Leaving aside the questionable claim that “Catholics believe” this, and the fictitious category of “homosexual sex” (what distinctively “homosexual” act does the OP think gays and only gays get up to in bed?) - the really hypocratical part of that is that Catholics don’t consider the vocation to become “one flesh” with another human being to the end of bringing life into the world a “sin” to “struggle with”. Heterosexuals fulfil such a vocation all the time and we call it a sacrament, an instrument of grace: but if a couple who aren’t “PLU” presume to desire the same goods, they find themselves condemned as evil and disordered - often by people who are happily married themselves and have no intention of giving up their “disordered” families, or even recognizing them as such.
The marital act is the only authentic act. All else is a deviation from it. God ordained male and female. This is known from Scripture, logic, and common sense.
This is the problem: the Magisterium uses the language of “objective” disorder for same-sex relationships. Except as noted above, the only thing that makes sex “homosexual” is its being done by two persons of one gender.

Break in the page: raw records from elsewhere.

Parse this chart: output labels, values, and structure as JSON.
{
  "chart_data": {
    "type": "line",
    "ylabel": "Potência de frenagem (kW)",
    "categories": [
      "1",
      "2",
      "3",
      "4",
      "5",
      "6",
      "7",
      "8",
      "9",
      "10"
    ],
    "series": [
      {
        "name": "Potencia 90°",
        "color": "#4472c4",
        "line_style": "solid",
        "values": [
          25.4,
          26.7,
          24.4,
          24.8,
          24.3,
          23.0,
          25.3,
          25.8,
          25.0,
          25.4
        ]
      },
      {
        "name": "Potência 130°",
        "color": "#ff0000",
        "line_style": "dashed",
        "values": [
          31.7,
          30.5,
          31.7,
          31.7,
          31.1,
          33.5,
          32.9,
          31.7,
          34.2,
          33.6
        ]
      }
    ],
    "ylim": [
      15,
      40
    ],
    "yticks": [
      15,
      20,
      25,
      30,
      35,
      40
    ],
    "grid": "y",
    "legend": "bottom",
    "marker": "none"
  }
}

So the objection isn’t to the objective moral content of the relationship - after all, replace your gay spouse with an opposite sex one and do all the same generative/unitive/domestic stuff with them, and you’re all clear according to the Pope. The alleged immorality then, is not in the object of the “behaviour” but in the “wrong” subject doing them. And therein lies the rub. Are “gay activist” Christians “attacking” the Church, or simply subscribing to her doctrines more consistently than she herself does?
It is an objective disorder because it is not ordered toward the good.
(The same could be said of “womenpriest” advocates. True, their position contradicts one held by the church for a considerable period. But the contrary position, as embodied in Ordinatio sacerdotalis, has rather more fundamental problems. Under Chalcedon, Christ’s human nature is derived wholly from his mother, and thus Maundy Thursday lacked a valid celebrant with the necessary ingredient of “matter” imagined to reside in the priest’s Y chromosome).
It must be one of those irregular verbs, then: I “live an honorable estate, instituted by God;” you “perpetrate a moral disorder.”
I have no idea of your point here.
 
Most of us struggle everyday with different aspects of Church teaching, that doesn’t make us non-Catholics, just Catholics on a continual road to understanding and enlightenment concerning what is taught. :rolleyes:
Bradski was talking about issue of homosexual marriage in particular, I believe, and you may be talking about more and different aspects, as Elizabeth502 mentioned. Not sure since I’m not a mind-reader. 😃

However, I don’t struggle with Church teaching so much as I struggle with my own tendency to sin; converting (turning away from sin) is something I have to do on a daily basis.
 
Up until a very few years ago when was marriage between same sex persons?
Popularity is not a measure of correctness. Slavery was very popular in the Roman Empire; did that make slavery correct? Christianity was not at all popular in about 50CE, did that make Christianity incorrect?
Also, aberrations do not mean marriage is a plastic concept.
In order to have any “aberration” you need to have an agreed norm, from which the aberrant versions differ. Which of the different versions of marriage shall we use as the norm? The most popular version in the Western World allows divorce. Does that make the Catholic definition of marriage an “aberration” because it does not allow divorce?